È un miracolo degno dei vangeli: tre uomini che non potevano muoversi e nemmeno sentire le gambe sono in grado di camminare di nuovo.

Questi pazienti paraplegici possono muoversi tramite un impianto composto da una quindicina di elettrodi che stimolano elettricamente diverse aree del loro midollo spinale. Ma qui non si tratta di miracolo, ma di scienza: il neuroscienziato francese Grégoire Courtine è all'origine di questa rivoluzione che potrebbe cambiare la vita di molti paralitici, con l'équipe che guida al fianco del chirurgo svizzero Jocelyne Bloch.

Il suo approccio è rivoluzionario: ripristinare la comunicazione tra il cervello e il midollo spinale per mezzo di un "ponte" elettronico che, una volta impiantato, potrebbe far ricostruire i nervi e ripristinare le capacità motorie delle gambe. Questo successo medico non è caduto dal cielo: è il frutto di dieci anni di ricerca. È nel 2012 che nasce l'idea di utilizzare una corrente elettrica per ricreare movimenti diventati impossibili a causa di una lesione del midollo spinale. Il lavoro del borgognone Grégoire Courtine ha quindi mostrato che un topo paralizzato era in grado di camminare di nuovo. Nel 2017 è stato operato il primo paziente.

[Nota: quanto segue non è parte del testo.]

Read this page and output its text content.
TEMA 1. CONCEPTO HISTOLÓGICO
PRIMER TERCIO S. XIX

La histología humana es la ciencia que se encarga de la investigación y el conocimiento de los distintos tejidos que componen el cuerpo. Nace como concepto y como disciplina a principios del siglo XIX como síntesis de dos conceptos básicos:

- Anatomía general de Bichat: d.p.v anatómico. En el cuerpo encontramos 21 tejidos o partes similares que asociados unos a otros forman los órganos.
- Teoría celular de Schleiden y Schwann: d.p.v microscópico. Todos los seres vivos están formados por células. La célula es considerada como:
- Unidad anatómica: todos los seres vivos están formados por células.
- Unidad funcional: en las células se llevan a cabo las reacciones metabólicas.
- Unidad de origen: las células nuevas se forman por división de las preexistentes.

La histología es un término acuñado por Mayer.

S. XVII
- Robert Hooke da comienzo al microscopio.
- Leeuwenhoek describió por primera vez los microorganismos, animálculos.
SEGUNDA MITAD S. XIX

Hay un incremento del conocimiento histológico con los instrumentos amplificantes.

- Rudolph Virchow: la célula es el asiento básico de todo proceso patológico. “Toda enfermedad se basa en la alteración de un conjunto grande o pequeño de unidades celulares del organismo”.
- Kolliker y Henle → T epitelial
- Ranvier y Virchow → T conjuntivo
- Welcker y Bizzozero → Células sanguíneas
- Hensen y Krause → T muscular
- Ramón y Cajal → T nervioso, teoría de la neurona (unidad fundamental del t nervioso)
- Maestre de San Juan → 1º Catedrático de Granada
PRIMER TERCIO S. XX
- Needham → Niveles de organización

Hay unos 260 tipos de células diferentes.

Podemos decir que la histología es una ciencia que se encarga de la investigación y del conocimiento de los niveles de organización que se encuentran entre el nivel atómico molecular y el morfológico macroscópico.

Prossimo passo per questa intraprendente vincitrice del Premio Rolex: condurre una sperimentazione clinica su tre pazienti paralizzati da circa un anno, con l'obiettivo di comprendere meglio i legami tra i segnali cerebrali e la stimolazione del midollo spinale. “Il movimento è sempre stato molto importante per me perché amo lo sport, spiega Grégoire Courtine, appassionato anche di arrampicata su roccia e sport estremi. Questo è ciò che mi ha spinto a studiare come il cervello controlla il movimento. » Si è ispirato alla Christopher & Dana Reeve Foundation negli Stati Uniti, ma è stato soprattutto l'incontro a Zurigo con un giovane che aveva perso l'uso delle gambe a giocare un ruolo determinante. “Mi sono davvero identificato con lui, perché avevo la stessa età e la stessa passione per lo sport. È stato straziante vederlo perdere qualcosa che consideravo così importante. » Fu lì che decise di dedicare la sua carriera scientifica alla ricerca di una soluzione per le persone che soffrivano di lesioni spinali.

Quest'anno, i pazienti operati hanno potuto fare molto di più di pochi passi: dopo cinque mesi di riabilitazione, uno dei pazienti è riuscito a camminare per un chilometro!Elettrodi più lunghi e più grandi rispetto a quelli utilizzati in precedenza consentono l'accesso a più muscoli. Inoltre, grazie ai software che utilizzano l'intelligenza artificiale, gli impulsi elettrici questa volta sono molto più precisi e corrispondono meglio ad ogni movimento. Una società chiamata Onward ha raccolto fondi tramite un'impressionante IPO e sta lavorando per commercializzare la tecnologia di ripristino della mobilità sviluppata dai due ricercatori e dal loro team. Ancora qualche anno, e questo progresso andrà sicuramente a beneficio del maggior numero di persone. Sette milioni di persone nel mondo soffrono di lesioni del midollo spinale. Di cui 650 in Europa e negli Stati Uniti. Per ora, questa stimolazione elettrica è ancora temporanea, mantenerla in modo permanente esaurirebbe il corpo del paziente. Allo stesso modo, una volta estinto, non ha effetto duraturo. Ma potervi ricorrere, anche solo per poche ore al giorno, ha già trasformato la vita quotidiana dei primi pazienti operati.